I didn’t think so at the time, but I have come to believe, over the last twenty years, that I was given a treasure as a child. It was the gift of belonging to a liberal religious faith community, King’s Chapel in Boston. We never talked about faith in my family but we went to church, Sunday after Sunday. In a childhood that sometimes knew isolation, I was part of a larger community. I felt at home there.

I experienced silence, soaring music, glimpsed something I would now name as reverence. I watched my parents bow their heads to pray, week after week. This was the church where my father had buried my mother, married again, where we had been christened. Only later would I understand that’s why we drove miles to get there. Any community that had fed my family during those life experiences was too precious to trade away for a church more convenient.

So the seeds were planted in childhood, but they took hold really as a young adult, when, early in my 20’s, troubled and tempted, weary and worn, I returned to church. I didn’t believe in God, didn’t consider myself “religious,” but there was a language there that spoke to me. Words about suffering that rang true for me. I was suffering. Words about hope. I needed hope, so badly.

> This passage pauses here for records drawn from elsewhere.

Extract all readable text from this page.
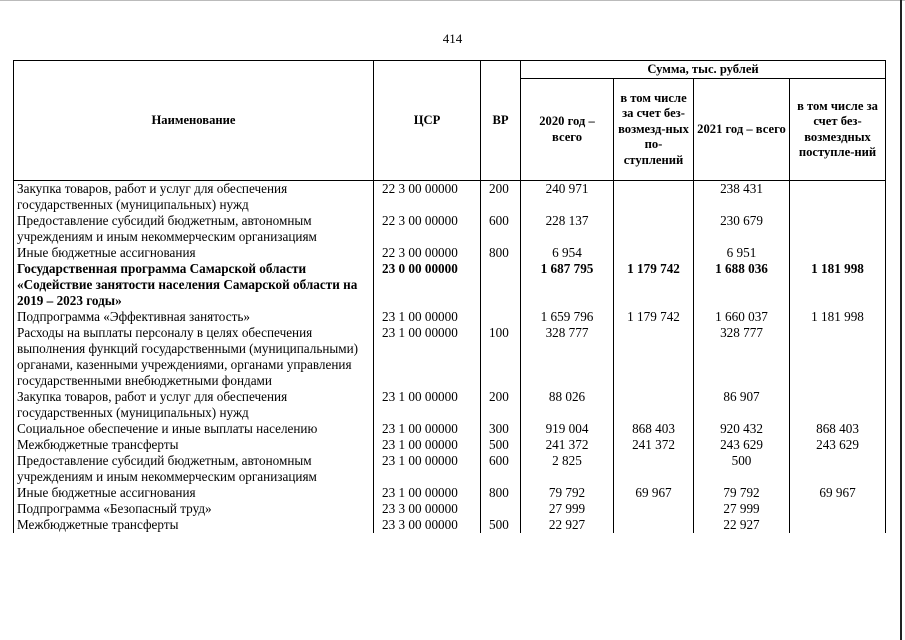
414
Наименование	ЦСР	ВР	Сумма, тыс. рублей			
			2020 год – всего	в том числе за счет без-возмезд-ных по-ступлений	2021 год – всего	в том числе за счет без-возмездных поступле-ний
Закупка товаров, работ и услуг для обеспечения государственных (муниципальных) нужд	22 3 00 00000	200	240 971		238 431	
Предоставление субсидий бюджетным, автономным учреждениям и иным некоммерческим организациям	22 3 00 00000	600	228 137		230 679	
Иные бюджетные ассигнования	22 3 00 00000	800	6 954		6 951	
Государственная программа Самарской области «Содействие занятости населения Самарской области на 2019 – 2023 годы»	23 0 00 00000		1 687 795	1 179 742	1 688 036	1 181 998
Подпрограмма «Эффективная занятость»	23 1 00 00000		1 659 796	1 179 742	1 660 037	1 181 998
Расходы на выплаты персоналу в целях обеспечения выполнения функций государственными (муниципальными) органами, казенными учреждениями, органами управления государственными внебюджетными фондами	23 1 00 00000	100	328 777		328 777	
Закупка товаров, работ и услуг для обеспечения государственных (муниципальных) нужд	23 1 00 00000	200	88 026		86 907	
Социальное обеспечение и иные выплаты населению	23 1 00 00000	300	919 004	868 403	920 432	868 403
Межбюджетные трансферты	23 1 00 00000	500	241 372	241 372	243 629	243 629
Предоставление субсидий бюджетным, автономным учреждениям и иным некоммерческим организациям	23 1 00 00000	600	2 825		500	
Иные бюджетные ассигнования	23 1 00 00000	800	79 792	69 967	79 792	69 967
Подпрограмма «Безопасный труд»	23 3 00 00000		27 999		27 999	
Межбюджетные трансферты	23 3 00 00000	500	22 927		22 927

I didn’t understand half the language I heard at church, but the roots were going down deep, taking hold, in these words that somehow “spoke to my condition,” as the Quakers would say. I went back again and again, finding there a kind of lighthouse in what had been a great storm. I still believe that sacred place helped get me to the other side.

We plant seeds here. We know that our children will grow, change, reject, drift away. Some will return to church, others will not. We don’t know what will happen, but we know we will have done our best, tried to give them a grounding in what we hold dear.

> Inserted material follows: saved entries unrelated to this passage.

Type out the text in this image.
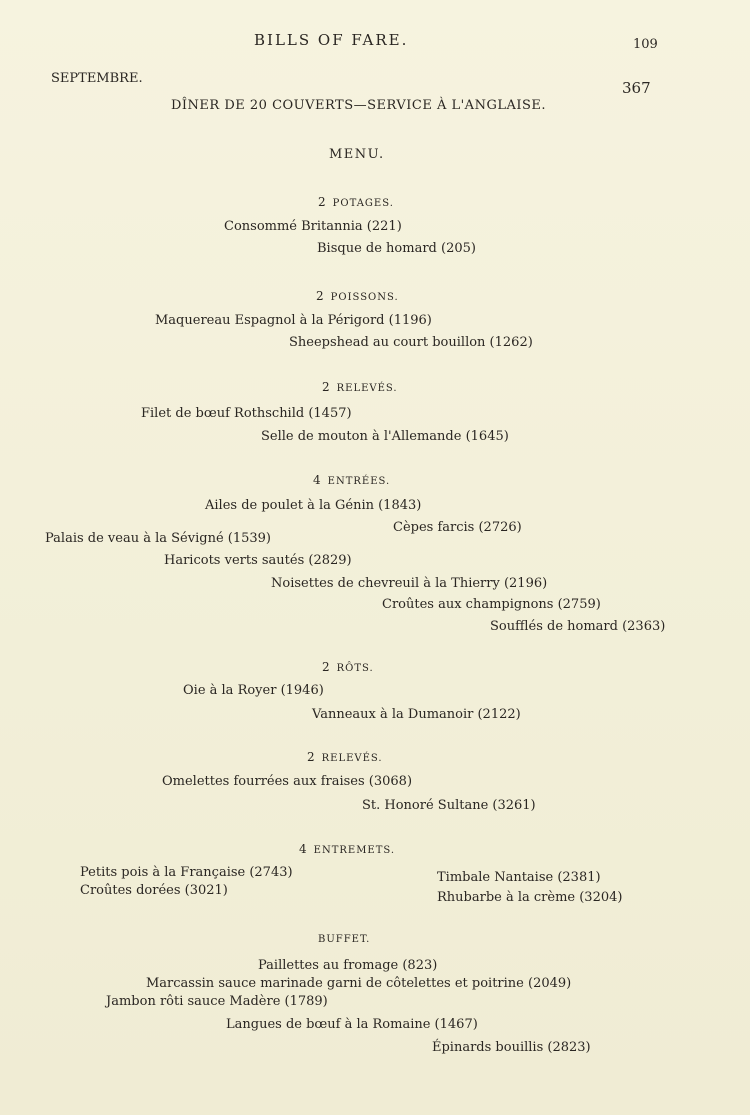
BILLS OF FARE.	109
SEPTEMBRE.
367
DÎNER DE 20 COUVERTS—SERVICE À L'ANGLAISE.
MENU.
2 POTAGES.
Consommé Britannia (221)
Bisque de homard (205)
2 POISSONS.
Maquereau Espagnol à la Périgord (1196)
Sheepshead au court bouillon (1262)
2 RELEVÉS.
Filet de bœuf Rothschild (1457)
Selle de mouton à l'Allemande (1645)
4 ENTRÉES.
Ailes de poulet à la Génin (1843)
Cèpes farcis (2726)
Palais de veau à la Sévigné (1539)
Haricots verts sautés (2829)
Noisettes de chevreuil à la Thierry (2196)
Croûtes aux champignons (2759)
Soufflés de homard (2363)
2 RÔTS.
Oie à la Royer (1946)
Vanneaux à la Dumanoir (2122)
2 RELEVÉS.
Omelettes fourrées aux fraises (3068)
St. Honoré Sultane (3261)
4 ENTREMETS.
Petits pois à la Française (2743)
Croûtes dorées (3021)
Timbale Nantaise (2381)
Rhubarbe à la crème (3204)
BUFFET.
Paillettes au fromage (823)
Marcassin sauce marinade garni de côtelettes et poitrine (2049)
Jambon rôti sauce Madère (1789)
Langues de bœuf à la Romaine (1467)
Épinards bouillis (2823)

“Make of yourself a light,” said the Buddha, before he died. Jesus said it a little differently:  “You are the light of the world.” No one lights a lamp and then hides it under a bushel basket, but sets it on a lampstand for all to see.

The poet Mary Oliver writes:

And then I feel the sun itself as it blazes over the hills
like a million flowers on fire-
clearly I’m not needed,
yet I feel myself turning
into something of inexplicable value.
Could this be what we want our children to take away with them. Could this be their prayer in the morning, your prayer and mine? “Please might somehow today I become a light?” To someone, family, neighbor, colleague, friend? Might the light within me somehow shine out of me, the light that is within you shine out of you? Might I bring to this day the spirit that only I have been given, the soul that is only mine to grow? Might I bring that gift to the world and give it away over and over again?

Could this be our prayer here at First Parish? As we walk past one another in the hall, might our eyes meet, the light in my eyes might go out to greet the light in yours? That “something” in me the Quakers would call “that of God,” what we might call a spark of the divine?

This prayer is not only for us as individuals. It is a prayer for us as a congregation. “May we make of ourselves a light.” My hope for us is that we might begin to know ourselves as a light to the world. Not in an arrogant, bragging sort of way, but in understanding that we offer something to a culture that is much in shadow. My hope for this congregation is that we would not hide our light under a bushel basket, but set it out for all to see. That means letting other people know that we are here. Preparing for them. Inviting them in.

They will come, as you have, and I have. Bringing here the light that shines out from their souls, as you have brought your light. And together, you and I, and you and you, we add our little bits of light to become a flame that shines out bright and strong for all the world to see.

It is a flame for all of us to see when times are hard. It is a flame that turns us, as a congregation, into something of inexplicable value.